Cada vez que unos amigos cristianos visitaban cierta familia, le dejaban un folleto evangelístico, el cual iba directo a la papelera. En esa casa no querían saber nada de Dios. Pero la persona que hacía el aseo, intrigada al ver esos folletos intactos, empezó a recogerlos y a leerlos. Dios tocó su corazón, recibió su Palabra como la verdad, y así aprendió a conocer a Dios por medio de Jesucristo.

Dios invita a todos los hombres: “Mirad a mí, y sed salvos, todos los términos de la tierra” (Isaías 45:22), pues Cristo “murió por todos” (2 Corintios 5:14). Unos rechazan la invitación divina, otros la reciben a través de las situaciones más inesperadas. Así, el mundo está dividido en dos categorías: los que no creen y los que creen, los que todavía están en sus pecados y los que ya no están bajo la esclavitud del pecado, los que van por el camino que los conduce al juicio eterno y los que avanzan hacia el cielo.

Este relato animará a los que desean anunciar el Evangelio. El Dios que dijo: “Mi palabra… no volverá a mí vacía” (Isaías 55:11) es fiel. Nosotros debemos sembrar la Palabra de Dios desde la mañana hasta la tarde (Eclesiastés 11:6).

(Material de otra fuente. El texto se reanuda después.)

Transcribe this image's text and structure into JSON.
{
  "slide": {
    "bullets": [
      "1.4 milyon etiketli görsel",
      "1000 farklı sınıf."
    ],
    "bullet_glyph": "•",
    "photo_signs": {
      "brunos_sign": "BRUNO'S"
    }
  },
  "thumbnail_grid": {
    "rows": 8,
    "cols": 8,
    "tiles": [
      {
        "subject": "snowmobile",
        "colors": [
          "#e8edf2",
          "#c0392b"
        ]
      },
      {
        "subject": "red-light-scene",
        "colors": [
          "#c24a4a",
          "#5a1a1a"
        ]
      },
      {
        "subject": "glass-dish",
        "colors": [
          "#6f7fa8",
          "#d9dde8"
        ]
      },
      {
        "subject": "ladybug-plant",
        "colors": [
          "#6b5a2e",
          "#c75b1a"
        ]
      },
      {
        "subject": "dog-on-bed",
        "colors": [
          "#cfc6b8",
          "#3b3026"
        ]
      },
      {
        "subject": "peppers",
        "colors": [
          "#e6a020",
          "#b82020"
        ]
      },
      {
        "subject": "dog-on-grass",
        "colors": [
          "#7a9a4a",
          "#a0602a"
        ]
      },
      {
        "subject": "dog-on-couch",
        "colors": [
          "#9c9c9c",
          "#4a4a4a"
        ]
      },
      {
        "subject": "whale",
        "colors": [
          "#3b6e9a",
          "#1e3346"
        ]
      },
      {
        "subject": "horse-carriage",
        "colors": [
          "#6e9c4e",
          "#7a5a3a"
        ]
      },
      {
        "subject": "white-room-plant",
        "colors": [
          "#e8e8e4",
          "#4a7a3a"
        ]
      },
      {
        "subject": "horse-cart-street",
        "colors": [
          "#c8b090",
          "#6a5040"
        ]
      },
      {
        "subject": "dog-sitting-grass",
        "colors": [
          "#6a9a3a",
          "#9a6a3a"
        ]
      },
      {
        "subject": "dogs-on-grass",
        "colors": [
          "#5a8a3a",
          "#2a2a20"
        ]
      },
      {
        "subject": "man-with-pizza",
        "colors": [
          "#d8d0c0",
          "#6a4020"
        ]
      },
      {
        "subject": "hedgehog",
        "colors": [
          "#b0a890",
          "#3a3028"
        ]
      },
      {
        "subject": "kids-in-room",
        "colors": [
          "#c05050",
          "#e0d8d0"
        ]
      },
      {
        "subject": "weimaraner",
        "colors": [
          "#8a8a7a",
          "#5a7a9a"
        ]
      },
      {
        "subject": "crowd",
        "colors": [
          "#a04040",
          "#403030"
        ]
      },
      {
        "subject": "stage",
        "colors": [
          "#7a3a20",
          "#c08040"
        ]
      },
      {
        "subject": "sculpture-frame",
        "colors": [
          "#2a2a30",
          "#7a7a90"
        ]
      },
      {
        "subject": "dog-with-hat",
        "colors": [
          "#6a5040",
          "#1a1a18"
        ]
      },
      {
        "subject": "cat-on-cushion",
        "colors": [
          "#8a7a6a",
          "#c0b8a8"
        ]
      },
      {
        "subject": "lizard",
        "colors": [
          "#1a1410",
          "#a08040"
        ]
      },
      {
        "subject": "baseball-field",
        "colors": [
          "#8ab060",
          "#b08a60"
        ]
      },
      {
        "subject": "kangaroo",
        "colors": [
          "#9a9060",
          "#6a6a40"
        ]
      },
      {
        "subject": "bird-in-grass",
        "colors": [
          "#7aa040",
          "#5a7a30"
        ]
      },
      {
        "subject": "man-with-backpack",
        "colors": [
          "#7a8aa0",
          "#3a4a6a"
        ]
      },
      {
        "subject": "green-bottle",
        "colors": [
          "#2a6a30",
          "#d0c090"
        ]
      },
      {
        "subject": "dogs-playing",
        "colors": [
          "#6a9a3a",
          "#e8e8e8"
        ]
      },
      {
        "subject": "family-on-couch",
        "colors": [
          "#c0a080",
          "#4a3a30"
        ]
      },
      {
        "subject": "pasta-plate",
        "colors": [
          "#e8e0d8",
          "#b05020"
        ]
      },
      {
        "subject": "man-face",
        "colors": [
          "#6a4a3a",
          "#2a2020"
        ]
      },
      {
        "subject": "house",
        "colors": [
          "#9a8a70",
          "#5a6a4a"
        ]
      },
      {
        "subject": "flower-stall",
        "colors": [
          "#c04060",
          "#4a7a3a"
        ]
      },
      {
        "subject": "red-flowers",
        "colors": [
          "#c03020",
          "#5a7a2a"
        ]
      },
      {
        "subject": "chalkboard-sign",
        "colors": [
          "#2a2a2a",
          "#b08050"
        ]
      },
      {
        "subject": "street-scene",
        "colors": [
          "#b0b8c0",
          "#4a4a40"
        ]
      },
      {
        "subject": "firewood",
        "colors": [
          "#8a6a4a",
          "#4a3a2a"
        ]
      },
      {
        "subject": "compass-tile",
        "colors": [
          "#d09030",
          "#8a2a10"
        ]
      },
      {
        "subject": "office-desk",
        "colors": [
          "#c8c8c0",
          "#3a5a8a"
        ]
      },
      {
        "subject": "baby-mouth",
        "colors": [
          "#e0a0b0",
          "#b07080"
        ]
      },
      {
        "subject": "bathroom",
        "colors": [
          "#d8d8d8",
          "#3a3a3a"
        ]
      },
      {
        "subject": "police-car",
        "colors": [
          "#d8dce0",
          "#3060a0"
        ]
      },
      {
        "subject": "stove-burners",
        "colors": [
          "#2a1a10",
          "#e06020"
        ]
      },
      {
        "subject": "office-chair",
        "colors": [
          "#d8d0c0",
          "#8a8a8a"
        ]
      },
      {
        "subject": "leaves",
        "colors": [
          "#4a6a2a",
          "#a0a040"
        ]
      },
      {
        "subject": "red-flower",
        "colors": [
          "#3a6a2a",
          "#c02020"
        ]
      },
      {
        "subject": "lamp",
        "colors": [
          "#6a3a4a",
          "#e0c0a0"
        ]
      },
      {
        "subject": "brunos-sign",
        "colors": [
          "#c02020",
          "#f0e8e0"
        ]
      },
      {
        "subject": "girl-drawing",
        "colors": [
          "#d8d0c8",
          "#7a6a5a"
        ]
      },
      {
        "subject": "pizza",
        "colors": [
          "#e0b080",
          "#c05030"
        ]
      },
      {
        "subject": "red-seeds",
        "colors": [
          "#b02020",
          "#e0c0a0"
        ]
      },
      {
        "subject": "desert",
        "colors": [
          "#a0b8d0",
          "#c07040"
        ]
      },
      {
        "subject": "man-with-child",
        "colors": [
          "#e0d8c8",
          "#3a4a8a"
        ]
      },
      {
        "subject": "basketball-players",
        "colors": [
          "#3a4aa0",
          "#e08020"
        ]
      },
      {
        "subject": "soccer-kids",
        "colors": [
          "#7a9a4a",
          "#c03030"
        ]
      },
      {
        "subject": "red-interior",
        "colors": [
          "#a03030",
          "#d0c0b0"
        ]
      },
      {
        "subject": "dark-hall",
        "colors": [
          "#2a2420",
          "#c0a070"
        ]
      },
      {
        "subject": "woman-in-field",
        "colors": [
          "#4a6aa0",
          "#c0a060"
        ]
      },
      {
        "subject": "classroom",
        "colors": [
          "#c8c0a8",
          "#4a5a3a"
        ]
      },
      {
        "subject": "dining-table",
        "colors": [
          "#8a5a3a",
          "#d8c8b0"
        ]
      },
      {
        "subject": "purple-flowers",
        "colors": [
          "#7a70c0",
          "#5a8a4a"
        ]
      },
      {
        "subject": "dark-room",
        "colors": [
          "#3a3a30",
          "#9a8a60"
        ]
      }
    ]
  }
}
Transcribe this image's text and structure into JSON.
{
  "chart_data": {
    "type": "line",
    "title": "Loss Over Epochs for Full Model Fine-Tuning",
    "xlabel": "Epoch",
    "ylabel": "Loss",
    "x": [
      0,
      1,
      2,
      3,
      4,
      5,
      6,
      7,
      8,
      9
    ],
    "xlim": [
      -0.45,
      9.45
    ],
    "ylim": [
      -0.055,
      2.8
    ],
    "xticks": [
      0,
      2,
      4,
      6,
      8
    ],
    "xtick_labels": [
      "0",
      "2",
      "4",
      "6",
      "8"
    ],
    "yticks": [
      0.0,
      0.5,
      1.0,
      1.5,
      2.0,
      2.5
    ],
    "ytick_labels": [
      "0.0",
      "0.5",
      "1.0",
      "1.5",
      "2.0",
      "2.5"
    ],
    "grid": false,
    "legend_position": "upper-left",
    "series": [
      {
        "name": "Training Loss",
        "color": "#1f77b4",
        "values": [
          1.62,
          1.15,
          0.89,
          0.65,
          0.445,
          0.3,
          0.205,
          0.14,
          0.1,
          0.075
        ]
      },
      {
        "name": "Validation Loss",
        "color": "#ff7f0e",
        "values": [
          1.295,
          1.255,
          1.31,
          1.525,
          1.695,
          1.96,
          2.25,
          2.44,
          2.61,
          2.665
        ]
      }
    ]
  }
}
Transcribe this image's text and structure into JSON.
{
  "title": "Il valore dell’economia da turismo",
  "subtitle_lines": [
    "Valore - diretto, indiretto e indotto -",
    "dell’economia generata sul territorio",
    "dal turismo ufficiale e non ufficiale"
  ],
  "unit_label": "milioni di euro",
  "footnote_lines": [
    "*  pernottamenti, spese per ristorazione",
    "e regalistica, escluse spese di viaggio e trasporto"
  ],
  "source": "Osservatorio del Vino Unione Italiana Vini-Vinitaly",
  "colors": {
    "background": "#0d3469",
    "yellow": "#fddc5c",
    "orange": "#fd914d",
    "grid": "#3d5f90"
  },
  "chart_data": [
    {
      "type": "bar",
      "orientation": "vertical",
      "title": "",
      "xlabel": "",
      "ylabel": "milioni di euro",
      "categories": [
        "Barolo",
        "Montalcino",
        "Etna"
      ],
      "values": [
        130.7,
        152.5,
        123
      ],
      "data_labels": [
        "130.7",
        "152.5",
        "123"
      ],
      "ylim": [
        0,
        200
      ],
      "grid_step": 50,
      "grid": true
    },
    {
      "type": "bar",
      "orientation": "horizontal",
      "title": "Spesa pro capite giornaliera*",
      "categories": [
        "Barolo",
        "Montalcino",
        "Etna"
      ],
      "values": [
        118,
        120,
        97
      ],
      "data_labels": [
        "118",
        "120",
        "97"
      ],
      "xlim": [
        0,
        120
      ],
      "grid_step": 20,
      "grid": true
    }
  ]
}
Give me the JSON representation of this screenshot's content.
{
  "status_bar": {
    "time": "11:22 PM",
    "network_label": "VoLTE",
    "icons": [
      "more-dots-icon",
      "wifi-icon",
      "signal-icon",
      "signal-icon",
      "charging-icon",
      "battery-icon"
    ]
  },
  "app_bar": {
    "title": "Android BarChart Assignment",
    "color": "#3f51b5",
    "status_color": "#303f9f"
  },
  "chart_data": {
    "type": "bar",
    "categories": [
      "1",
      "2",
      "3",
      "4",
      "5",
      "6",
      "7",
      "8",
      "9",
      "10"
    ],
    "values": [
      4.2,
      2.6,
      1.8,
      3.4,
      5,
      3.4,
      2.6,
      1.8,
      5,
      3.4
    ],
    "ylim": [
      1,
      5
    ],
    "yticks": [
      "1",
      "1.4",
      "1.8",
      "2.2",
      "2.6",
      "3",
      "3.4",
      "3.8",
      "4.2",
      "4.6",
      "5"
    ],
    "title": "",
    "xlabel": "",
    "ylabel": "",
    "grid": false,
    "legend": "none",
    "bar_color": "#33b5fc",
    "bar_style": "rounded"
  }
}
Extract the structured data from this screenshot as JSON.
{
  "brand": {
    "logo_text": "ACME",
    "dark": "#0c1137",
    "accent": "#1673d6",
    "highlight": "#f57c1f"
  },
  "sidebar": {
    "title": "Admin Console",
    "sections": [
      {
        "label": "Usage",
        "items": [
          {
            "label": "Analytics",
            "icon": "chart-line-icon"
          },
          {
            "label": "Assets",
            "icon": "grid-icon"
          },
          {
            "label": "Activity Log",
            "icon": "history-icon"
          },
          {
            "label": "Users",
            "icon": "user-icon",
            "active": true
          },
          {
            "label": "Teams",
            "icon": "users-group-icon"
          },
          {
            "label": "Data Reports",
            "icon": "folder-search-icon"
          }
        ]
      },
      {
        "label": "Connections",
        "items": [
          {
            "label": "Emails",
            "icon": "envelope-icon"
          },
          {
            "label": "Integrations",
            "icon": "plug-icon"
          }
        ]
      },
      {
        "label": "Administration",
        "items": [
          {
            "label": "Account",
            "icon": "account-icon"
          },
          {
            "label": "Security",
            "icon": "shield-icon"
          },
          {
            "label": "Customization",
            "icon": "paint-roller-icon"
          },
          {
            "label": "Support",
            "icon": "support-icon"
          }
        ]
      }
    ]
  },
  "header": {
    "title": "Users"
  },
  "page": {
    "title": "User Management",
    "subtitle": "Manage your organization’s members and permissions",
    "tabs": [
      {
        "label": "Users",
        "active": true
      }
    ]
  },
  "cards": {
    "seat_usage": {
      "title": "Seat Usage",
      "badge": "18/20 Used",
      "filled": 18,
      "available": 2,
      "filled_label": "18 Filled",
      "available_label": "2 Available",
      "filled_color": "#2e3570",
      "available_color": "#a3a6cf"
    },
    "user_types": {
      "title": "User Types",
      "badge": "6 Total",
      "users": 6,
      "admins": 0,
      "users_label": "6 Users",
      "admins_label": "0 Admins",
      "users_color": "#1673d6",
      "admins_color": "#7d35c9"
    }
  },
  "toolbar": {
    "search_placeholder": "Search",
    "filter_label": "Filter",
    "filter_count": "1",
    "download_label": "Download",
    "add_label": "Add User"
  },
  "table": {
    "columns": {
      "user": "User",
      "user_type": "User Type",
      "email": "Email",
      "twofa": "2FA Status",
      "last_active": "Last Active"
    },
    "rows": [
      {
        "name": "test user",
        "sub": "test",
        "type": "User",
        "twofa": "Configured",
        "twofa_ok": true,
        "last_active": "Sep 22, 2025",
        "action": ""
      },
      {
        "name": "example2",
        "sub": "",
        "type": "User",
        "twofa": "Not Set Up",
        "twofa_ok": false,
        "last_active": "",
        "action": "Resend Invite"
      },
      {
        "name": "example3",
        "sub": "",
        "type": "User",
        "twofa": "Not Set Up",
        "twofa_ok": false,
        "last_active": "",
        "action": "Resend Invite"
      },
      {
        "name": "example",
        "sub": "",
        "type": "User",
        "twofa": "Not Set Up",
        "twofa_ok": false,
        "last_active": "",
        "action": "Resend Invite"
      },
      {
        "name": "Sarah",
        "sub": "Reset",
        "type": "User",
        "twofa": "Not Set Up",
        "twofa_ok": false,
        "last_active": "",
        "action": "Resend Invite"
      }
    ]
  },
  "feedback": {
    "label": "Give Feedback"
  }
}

Nuestros esfuerzos son muy débiles, a veces pueden parecer inútiles, pero la nueva vida viene de Dios. Confiemos en él para que esta semilla del Evangelio caiga en un terreno preparado, germine y lleve fruto.

“El sembrador salió a sembrar… parte (de la semilla) cayó en buena tierra, y dio fruto, cuál a ciento, cuál a sesenta, y cuál a treinta por uno” (Mateo 13:38).